How to sustain success? Non-profits even today struggle with the same dilemmas. An organization starts out with passion and commitment, and when you grow, and find you have to hire staff, and buy buildings, and please donors, who might not agree with your vision of radical social solidarity, then you begin to make decisions which take you farther from that original passion and commitment. Jane Addams, over her long and extraordinary life, moved away from the direct service she engaged in as a young woman. In Boston, the pro-union activities of the long-time head worker of the Denison House social settlement made the upper-middle class women who funded the organization too uncomfortable to keep her in the work that was the definition of her life. As that first generation of settlement house workers moved on, something of their passion and their commitment to social solidarity left with them.

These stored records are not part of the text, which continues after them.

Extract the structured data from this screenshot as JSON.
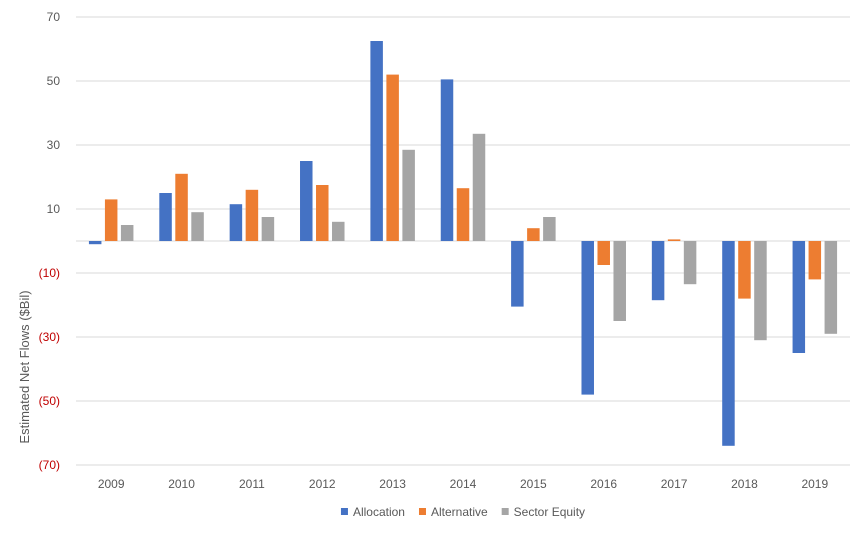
{
  "chart_data": {
    "type": "bar",
    "title": "",
    "xlabel": "",
    "ylabel": "Estimated Net Flows ($Bil)",
    "ylim": [
      -70,
      70
    ],
    "yticks": [
      70,
      50,
      30,
      10,
      -10,
      -30,
      -50,
      -70
    ],
    "ytick_labels": [
      "70",
      "50",
      "30",
      "10",
      "(10)",
      "(30)",
      "(50)",
      "(70)"
    ],
    "negative_tick_color": "#c00000",
    "grid": true,
    "legend_position": "bottom",
    "categories": [
      "2009",
      "2010",
      "2011",
      "2012",
      "2013",
      "2014",
      "2015",
      "2016",
      "2017",
      "2018",
      "2019"
    ],
    "series": [
      {
        "name": "Allocation",
        "color": "#4472c4",
        "values": [
          -1,
          15,
          11.5,
          25,
          62.5,
          50.5,
          -20.5,
          -48,
          -18.5,
          -64,
          -35
        ]
      },
      {
        "name": "Alternative",
        "color": "#ed7d31",
        "values": [
          13,
          21,
          16,
          17.5,
          52,
          16.5,
          4,
          -7.5,
          0.5,
          -18,
          -12
        ]
      },
      {
        "name": "Sector Equity",
        "color": "#a5a5a5",
        "values": [
          5,
          9,
          7.5,
          6,
          28.5,
          33.5,
          7.5,
          -25,
          -13.5,
          -31,
          -29
        ]
      }
    ]
  }
}
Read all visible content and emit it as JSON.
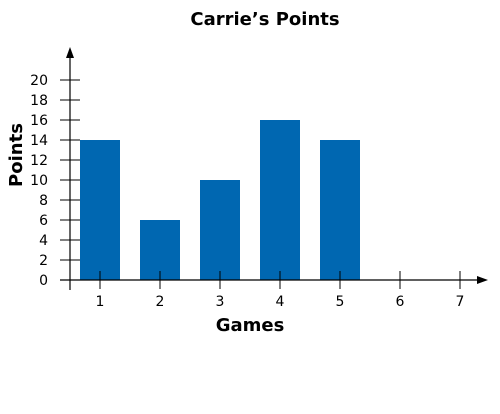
{
  "chart_data": {
    "type": "bar",
    "title": "Carrie’s Points",
    "xlabel": "Games",
    "ylabel": "Points",
    "categories": [
      "1",
      "2",
      "3",
      "4",
      "5",
      "6",
      "7"
    ],
    "values": [
      14,
      6,
      10,
      16,
      14,
      null,
      null
    ],
    "ylim": [
      0,
      20
    ],
    "yticks": [
      "0",
      "2",
      "4",
      "6",
      "8",
      "10",
      "12",
      "14",
      "16",
      "18",
      "20"
    ],
    "grid": false,
    "bar_color": "#0067b1",
    "axis_color": "#000000"
  }
}
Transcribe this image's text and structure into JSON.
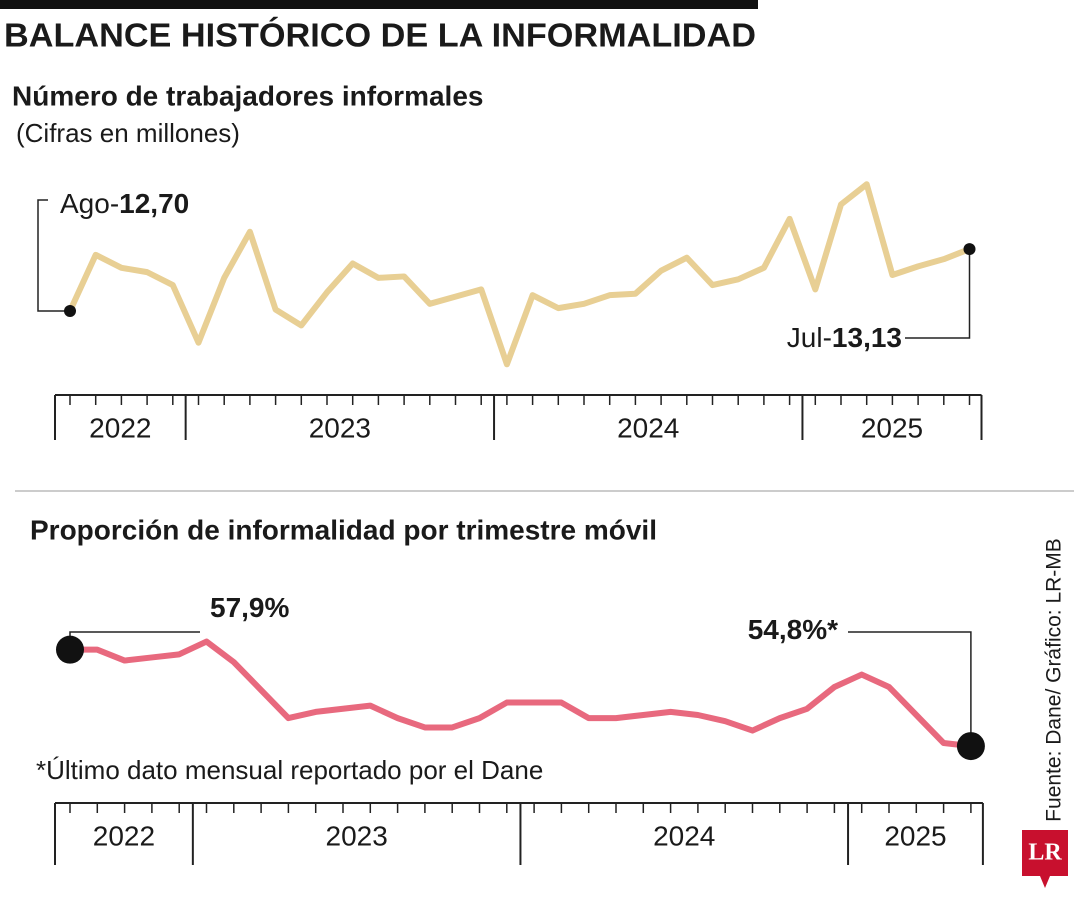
{
  "header": {
    "title": "BALANCE HISTÓRICO DE LA INFORMALIDAD"
  },
  "chart_data": [
    {
      "type": "line",
      "title": "Número de trabajadores informales",
      "subtitle": "(Cifras en millones)",
      "x": [
        "2022",
        "2022",
        "2022",
        "2022",
        "2022",
        "2023",
        "2023",
        "2023",
        "2023",
        "2023",
        "2023",
        "2023",
        "2023",
        "2023",
        "2023",
        "2023",
        "2023",
        "2024",
        "2024",
        "2024",
        "2024",
        "2024",
        "2024",
        "2024",
        "2024",
        "2024",
        "2024",
        "2024",
        "2024",
        "2025",
        "2025",
        "2025",
        "2025",
        "2025",
        "2025",
        "2025"
      ],
      "values": [
        12.7,
        13.09,
        13.0,
        12.97,
        12.88,
        12.48,
        12.93,
        13.25,
        12.71,
        12.6,
        12.83,
        13.03,
        12.93,
        12.94,
        12.75,
        12.8,
        12.85,
        12.33,
        12.81,
        12.72,
        12.75,
        12.81,
        12.82,
        12.98,
        13.07,
        12.88,
        12.92,
        13.0,
        13.34,
        12.85,
        13.44,
        13.58,
        12.95,
        13.01,
        13.06,
        13.13
      ],
      "value_labels": [
        "Ago-12,70",
        null,
        null,
        null,
        null,
        null,
        null,
        null,
        null,
        null,
        null,
        null,
        null,
        null,
        null,
        null,
        null,
        null,
        null,
        null,
        null,
        null,
        null,
        null,
        null,
        null,
        null,
        null,
        null,
        null,
        null,
        null,
        null,
        null,
        null,
        "Jul-13,13"
      ],
      "color": "#e8cf94",
      "ylim": [
        12.2,
        13.7
      ]
    },
    {
      "type": "line",
      "title": "Proporción de informalidad por trimestre móvil",
      "x": [
        "2022",
        "2022",
        "2022",
        "2022",
        "2022",
        "2023",
        "2023",
        "2023",
        "2023",
        "2023",
        "2023",
        "2023",
        "2023",
        "2023",
        "2023",
        "2023",
        "2023",
        "2024",
        "2024",
        "2024",
        "2024",
        "2024",
        "2024",
        "2024",
        "2024",
        "2024",
        "2024",
        "2024",
        "2024",
        "2025",
        "2025",
        "2025",
        "2025",
        "2025"
      ],
      "values": [
        57.9,
        57.9,
        57.55,
        57.65,
        57.75,
        58.16,
        57.5,
        56.6,
        55.7,
        55.9,
        56.0,
        56.1,
        55.7,
        55.4,
        55.4,
        55.7,
        56.2,
        56.2,
        56.2,
        55.7,
        55.7,
        55.8,
        55.9,
        55.8,
        55.6,
        55.3,
        55.7,
        56.0,
        56.7,
        57.1,
        56.7,
        55.8,
        54.9,
        54.8
      ],
      "value_labels": [
        "57,9%",
        null,
        null,
        null,
        null,
        null,
        null,
        null,
        null,
        null,
        null,
        null,
        null,
        null,
        null,
        null,
        null,
        null,
        null,
        null,
        null,
        null,
        null,
        null,
        null,
        null,
        null,
        null,
        null,
        null,
        null,
        null,
        null,
        "54,8%*"
      ],
      "color": "#e8697e",
      "ylim": [
        54.0,
        58.5
      ],
      "note": "*Último dato mensual reportado por el Dane"
    }
  ],
  "source": "Fuente: Dane/ Gráfico: LR-MB",
  "logo": "LR"
}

Environments change, and certainly the years since the founding of Hull House have been tumultuous, socially and economically. Social service agencies have become increasingly dependent on state and federal contracts for the services they provide, and counting on one big donor leaves an organization vulnerable to collapse. Hull House is not at fault for being successful at bringing vast social needs to the attention of the wider society. There are likely to be other places the Lincoln Square families can find to replace the Hull House school, although with the additional cost to them of stress and disruption. The publicity surrounding the end of Hull House may cause other activists to rise up and work for new solutions.

But what is the nature of social service? Even 100 years ago this was hotly debated in places like Hull House, for the social settlements were also places of inquiry and debate. How could a movement like the settlements maintain their passion and the transformative power of people living as neighbors, working together to improve their communities? The magnetic pull of the corporate 20th century -- the professionalization of social work, the bureaucratization of funding, the institutionalization of "meeting needs" -- proved too strong to resist.

One of the lessons of the end of the Hull House Association is to look back at its origins, at its founding passions, and at the remarkable women of the social settlements who cast aside the comforts of their middle class lives. They went the cities to help, and yet came out transformed, neighbors and allies with the immigrants and working people who became the citizens of 20th century America.